Monday, May 3, 2010

HW 52: Initial thoughts on Human interactions

human beings are born around other people, immediately around their mother and then later on in society. It's impossible to escape other people, so we figure out ways to interact with them and make the most of these interactions. We interact differently with different people and treat people differently based on who they are in relation to us.

While it may sound selfish, every one has a goal in any given interaction. Weather it's to make friends, maintain a friendship, enjoy the other person's company etc. each person gets something out of the interaction. Some goals are conscious whereas others are subconscious. A student might say to themselves, "I should be nice to this teacher and then they'll give me a good grade", this is their goal for the interaction with the teacher. A subconscious goal might be "This person is mean to me so I will be mean to them to assert myself and possibly avoid getting bullied", of course this never works, but psychology and logic aren't always the same.

Even in interactions with friends people have goals. When around their friends people have similar subconscious goals (assuming this is a genuine friendship): "I want to be nice to my friend because if I'm nice them they'll stay in my life to make me happy". Even though the gesture of being nice to a friend may look selfless, the person wants the companionship of the other person for themselves. The basis of human interaction is to be better off in life than you were before, the goals of each interaction, conscious or subconscious, follow this ultimate guideline.

However this doesn't make human interaction a hollow and meaningless competition. Even though all of these goals are somewhat selfish there is a basic emotional foundation to them. People act differently around people based on how much they care about them, even if someone is just being nice to have the companionship of a friend, they still care about that friend. If anything this theory of interaction exposes how much we care about the people around us.

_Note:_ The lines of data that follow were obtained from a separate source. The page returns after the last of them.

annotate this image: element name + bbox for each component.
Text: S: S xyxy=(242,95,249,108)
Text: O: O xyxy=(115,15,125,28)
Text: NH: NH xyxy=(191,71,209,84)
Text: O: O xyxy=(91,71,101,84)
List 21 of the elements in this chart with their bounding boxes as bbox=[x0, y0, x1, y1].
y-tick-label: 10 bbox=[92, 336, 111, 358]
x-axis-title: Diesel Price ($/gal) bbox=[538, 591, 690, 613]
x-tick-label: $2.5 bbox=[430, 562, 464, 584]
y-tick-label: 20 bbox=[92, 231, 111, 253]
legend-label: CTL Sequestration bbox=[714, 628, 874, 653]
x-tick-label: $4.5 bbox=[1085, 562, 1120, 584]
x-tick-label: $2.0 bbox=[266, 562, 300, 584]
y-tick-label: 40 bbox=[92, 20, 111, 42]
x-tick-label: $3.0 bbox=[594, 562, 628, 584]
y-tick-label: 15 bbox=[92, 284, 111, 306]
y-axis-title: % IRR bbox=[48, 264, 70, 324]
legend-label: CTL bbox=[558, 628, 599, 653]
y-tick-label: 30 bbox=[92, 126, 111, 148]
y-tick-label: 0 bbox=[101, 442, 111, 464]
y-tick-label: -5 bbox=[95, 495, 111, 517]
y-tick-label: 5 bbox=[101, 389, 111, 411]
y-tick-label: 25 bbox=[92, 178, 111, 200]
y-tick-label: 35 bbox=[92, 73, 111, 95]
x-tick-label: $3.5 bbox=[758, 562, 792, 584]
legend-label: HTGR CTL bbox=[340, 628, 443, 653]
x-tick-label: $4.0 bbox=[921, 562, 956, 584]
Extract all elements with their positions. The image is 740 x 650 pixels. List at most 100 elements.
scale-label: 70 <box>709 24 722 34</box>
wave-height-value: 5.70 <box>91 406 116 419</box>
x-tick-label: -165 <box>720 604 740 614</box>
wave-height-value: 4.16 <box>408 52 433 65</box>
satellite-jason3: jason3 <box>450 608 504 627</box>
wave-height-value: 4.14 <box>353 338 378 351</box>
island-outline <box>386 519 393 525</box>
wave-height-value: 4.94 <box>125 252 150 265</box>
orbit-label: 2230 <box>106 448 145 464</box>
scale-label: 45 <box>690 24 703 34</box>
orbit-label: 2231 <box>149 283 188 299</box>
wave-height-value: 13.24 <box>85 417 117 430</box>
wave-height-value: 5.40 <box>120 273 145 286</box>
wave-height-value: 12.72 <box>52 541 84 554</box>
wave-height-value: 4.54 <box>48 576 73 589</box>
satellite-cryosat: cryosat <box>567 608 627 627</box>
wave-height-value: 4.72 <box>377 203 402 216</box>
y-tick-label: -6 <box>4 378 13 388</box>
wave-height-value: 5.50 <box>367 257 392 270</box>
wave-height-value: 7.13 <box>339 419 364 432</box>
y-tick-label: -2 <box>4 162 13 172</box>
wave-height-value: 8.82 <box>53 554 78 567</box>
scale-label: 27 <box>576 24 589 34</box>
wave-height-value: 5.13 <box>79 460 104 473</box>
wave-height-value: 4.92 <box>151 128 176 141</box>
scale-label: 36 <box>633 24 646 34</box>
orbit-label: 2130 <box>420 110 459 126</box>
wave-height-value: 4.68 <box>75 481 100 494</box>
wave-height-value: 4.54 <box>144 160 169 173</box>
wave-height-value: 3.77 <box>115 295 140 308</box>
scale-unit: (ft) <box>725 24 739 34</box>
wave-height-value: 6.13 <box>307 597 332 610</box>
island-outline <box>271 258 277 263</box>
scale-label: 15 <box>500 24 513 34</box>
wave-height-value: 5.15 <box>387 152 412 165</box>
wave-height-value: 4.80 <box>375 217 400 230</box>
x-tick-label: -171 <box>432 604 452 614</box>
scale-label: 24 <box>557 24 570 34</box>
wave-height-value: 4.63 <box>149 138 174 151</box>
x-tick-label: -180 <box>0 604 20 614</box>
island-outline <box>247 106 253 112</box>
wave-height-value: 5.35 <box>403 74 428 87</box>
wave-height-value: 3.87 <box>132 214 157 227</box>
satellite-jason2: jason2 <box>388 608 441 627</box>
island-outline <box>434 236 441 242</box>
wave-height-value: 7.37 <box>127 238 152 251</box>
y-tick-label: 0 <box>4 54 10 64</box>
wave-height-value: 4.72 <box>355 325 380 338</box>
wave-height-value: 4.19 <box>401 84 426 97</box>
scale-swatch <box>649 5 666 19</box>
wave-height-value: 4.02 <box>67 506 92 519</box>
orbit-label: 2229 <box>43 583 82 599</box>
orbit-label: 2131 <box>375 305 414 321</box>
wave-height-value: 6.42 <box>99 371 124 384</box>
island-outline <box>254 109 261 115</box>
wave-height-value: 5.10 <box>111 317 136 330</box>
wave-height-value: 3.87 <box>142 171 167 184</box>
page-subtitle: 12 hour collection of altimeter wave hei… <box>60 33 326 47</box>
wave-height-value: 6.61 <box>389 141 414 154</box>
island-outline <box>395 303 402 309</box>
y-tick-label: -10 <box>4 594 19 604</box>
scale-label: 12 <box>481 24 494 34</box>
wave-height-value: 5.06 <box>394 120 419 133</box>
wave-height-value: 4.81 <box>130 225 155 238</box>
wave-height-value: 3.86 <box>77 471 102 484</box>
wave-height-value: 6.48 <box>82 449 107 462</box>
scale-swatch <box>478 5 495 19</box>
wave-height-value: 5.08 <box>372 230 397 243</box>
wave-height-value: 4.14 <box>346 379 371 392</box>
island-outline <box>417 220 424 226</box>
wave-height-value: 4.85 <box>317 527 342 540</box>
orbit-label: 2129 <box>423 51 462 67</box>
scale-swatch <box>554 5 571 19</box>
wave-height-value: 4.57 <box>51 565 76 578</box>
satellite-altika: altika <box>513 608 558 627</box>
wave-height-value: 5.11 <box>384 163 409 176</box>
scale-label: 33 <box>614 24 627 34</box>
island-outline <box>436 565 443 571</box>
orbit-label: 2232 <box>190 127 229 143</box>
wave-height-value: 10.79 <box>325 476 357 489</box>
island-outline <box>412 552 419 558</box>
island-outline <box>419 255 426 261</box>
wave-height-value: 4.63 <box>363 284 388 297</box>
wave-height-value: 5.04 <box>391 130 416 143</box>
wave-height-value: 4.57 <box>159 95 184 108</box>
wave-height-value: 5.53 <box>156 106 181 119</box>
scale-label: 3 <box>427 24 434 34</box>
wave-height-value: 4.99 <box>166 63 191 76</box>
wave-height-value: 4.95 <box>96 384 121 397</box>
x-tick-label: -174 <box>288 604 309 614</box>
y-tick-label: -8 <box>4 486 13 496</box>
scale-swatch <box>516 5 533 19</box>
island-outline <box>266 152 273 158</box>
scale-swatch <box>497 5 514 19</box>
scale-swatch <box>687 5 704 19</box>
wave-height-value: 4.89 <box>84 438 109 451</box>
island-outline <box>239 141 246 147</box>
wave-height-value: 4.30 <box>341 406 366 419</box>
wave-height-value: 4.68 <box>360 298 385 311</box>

The conflict that occurs in human interactions, or the confusion that people might feel in interactions is the contradiction between the subconscious goal and the conscious goal. In the example of cheating someone might actively think: "I have a moral obligation to my spouse/lover and I shouldn't cheat on them" but they might subconsciously think: "This other person is attractive and my spouse/lover won't find out I should cheat on them". This conflict is the source of all moral dilemmas, the goal of our subconscious animal instinct and the goal of our conscious civilized self contradicting one another.

The conscious goals we have are determined by how we're taught and the subconscious goals are determined by how we're raised and how we would behave naturally in our hypothetical "wild" and "un-domesticated" identities. What you're taught is something that is explicitly stated to you and your mind remembers that lesson and thinks about it consciously. How you're raised is the subtext of those lessons that you pick up on that shapes you as a person. Natural instinct is more of a biological thing, that way the brain is meant to analyze situations based on what is the optimal outcome for survival. All of these things combine to create the goals that dictate how we interact with other people.